If you use the wlm-fmi-imageless.txt provided below as origin you can skip checking for Antikvarisk bedömning and Skadestatus.

@Abbe98 Thanks for the list! Actually @Ainali and I just tried something similar this morning, with a export of WLM URIs from Wikidata. It made no difference to the resulting list, so I think I'll stick with the FMIS data dumps for the time being: it takes almost no time at all to iterate over the tables, and the data is more up to date. It did however reveal that a roughly equal number of objects have been disqualified (i.e. they either have images when they did not before, have changed one of the other attributes we filter on) as have been added (i.e. new objects, or existing imageless objects which have changed one of the other attributes we filter on) which would appear to explain why the numbers above are so eerily similar.

Thanks also for the handy compare script! I find that comm(1) is very useful for doing left/right joins and intersections on lists. :)

Great!
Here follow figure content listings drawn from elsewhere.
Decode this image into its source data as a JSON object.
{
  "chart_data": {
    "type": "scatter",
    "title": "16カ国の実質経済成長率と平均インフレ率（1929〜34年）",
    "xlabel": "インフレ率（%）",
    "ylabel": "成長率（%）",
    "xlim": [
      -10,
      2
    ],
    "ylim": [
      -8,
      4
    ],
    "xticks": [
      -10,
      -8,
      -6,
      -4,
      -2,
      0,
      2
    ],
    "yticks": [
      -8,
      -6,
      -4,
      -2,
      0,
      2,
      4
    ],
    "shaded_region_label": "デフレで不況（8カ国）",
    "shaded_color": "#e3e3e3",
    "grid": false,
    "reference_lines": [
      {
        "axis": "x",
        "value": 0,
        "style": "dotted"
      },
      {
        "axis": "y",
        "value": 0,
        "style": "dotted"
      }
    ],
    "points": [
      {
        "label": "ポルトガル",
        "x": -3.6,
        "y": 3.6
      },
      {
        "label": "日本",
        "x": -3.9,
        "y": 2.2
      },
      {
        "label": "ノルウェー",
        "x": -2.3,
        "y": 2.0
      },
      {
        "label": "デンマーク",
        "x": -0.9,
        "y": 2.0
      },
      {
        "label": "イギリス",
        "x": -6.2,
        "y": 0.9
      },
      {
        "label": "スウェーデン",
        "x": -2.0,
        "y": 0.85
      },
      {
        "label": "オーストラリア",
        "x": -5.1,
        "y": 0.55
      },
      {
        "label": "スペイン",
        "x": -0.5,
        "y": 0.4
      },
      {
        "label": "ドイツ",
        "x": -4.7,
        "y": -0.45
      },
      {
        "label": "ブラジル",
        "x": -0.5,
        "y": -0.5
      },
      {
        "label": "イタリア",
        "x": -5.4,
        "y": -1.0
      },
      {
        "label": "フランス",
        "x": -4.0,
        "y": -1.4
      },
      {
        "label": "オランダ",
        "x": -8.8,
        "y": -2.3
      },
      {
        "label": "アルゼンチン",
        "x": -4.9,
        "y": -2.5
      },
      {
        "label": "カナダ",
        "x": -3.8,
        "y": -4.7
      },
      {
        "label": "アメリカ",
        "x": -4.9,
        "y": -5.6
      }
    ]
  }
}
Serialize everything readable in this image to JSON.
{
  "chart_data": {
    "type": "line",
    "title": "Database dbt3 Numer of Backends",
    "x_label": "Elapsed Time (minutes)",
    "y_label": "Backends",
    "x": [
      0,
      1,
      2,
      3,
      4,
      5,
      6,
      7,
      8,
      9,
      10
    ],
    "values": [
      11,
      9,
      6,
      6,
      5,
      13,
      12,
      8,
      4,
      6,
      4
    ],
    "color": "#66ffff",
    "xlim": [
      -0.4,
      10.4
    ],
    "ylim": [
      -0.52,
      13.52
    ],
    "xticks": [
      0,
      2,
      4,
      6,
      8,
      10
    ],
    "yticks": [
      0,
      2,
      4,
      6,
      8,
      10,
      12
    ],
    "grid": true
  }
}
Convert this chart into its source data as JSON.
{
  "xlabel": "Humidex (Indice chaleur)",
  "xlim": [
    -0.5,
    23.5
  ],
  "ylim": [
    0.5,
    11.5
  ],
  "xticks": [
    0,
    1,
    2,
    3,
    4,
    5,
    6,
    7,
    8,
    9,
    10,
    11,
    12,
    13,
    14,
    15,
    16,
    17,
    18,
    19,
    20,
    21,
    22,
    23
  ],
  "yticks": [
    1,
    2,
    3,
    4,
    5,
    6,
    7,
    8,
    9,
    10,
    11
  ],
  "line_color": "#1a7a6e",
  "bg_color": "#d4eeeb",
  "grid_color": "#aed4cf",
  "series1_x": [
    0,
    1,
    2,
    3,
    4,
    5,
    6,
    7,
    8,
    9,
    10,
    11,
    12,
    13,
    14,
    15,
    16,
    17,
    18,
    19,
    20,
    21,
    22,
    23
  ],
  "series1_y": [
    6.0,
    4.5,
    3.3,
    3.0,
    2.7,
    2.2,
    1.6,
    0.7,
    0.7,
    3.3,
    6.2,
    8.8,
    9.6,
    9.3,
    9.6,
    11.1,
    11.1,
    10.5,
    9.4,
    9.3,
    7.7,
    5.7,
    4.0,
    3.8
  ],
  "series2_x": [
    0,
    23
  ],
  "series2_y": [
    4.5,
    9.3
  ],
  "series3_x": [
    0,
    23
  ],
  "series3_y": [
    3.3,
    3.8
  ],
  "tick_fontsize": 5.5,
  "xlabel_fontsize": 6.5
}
If T172248 gets done one might need to update the list otherwise it should be valid.

compare.py was a reference for statements I never wrote, :-) comm is my choose everyday but you never know what OS the person in the other end is using :-)


I attach an updated list of monuments without photos. It is the same as the first list, but includes additional monuments of the types described as "Priority 1" in @Ainali's new priority list.

@Carwash, @Ainali @Abbe98 This tis get used during 2017 or is it something which could/should be re-used in 2018? Asking to se if the task should be closed or moved to WMSE-Wiki-Loves-2018

As far as I know, @Ainali referred WLM-2017 participants to the list in order to encourage them to take photos of otherwise unphotographed monuments, so in that sense it was "used". However, I don't know much it was actually "used" by the participants - did we get many such "new" photos?

As far as I know, @Ainali referred WLM-2017 participants to the list in order to encourage them to take photos of otherwise unphotographed monuments, so in that sense it was "used". However, I don't know much it was actually "used" by the participants - did we get many such "new" photos?

Thanks. I've added T187779: Evaluate 2017 priority lists for ancient monuments to WMSE-Wiki-Loves-2018 (WMSE Wiki Loves Monuments 2018) to follow up on this.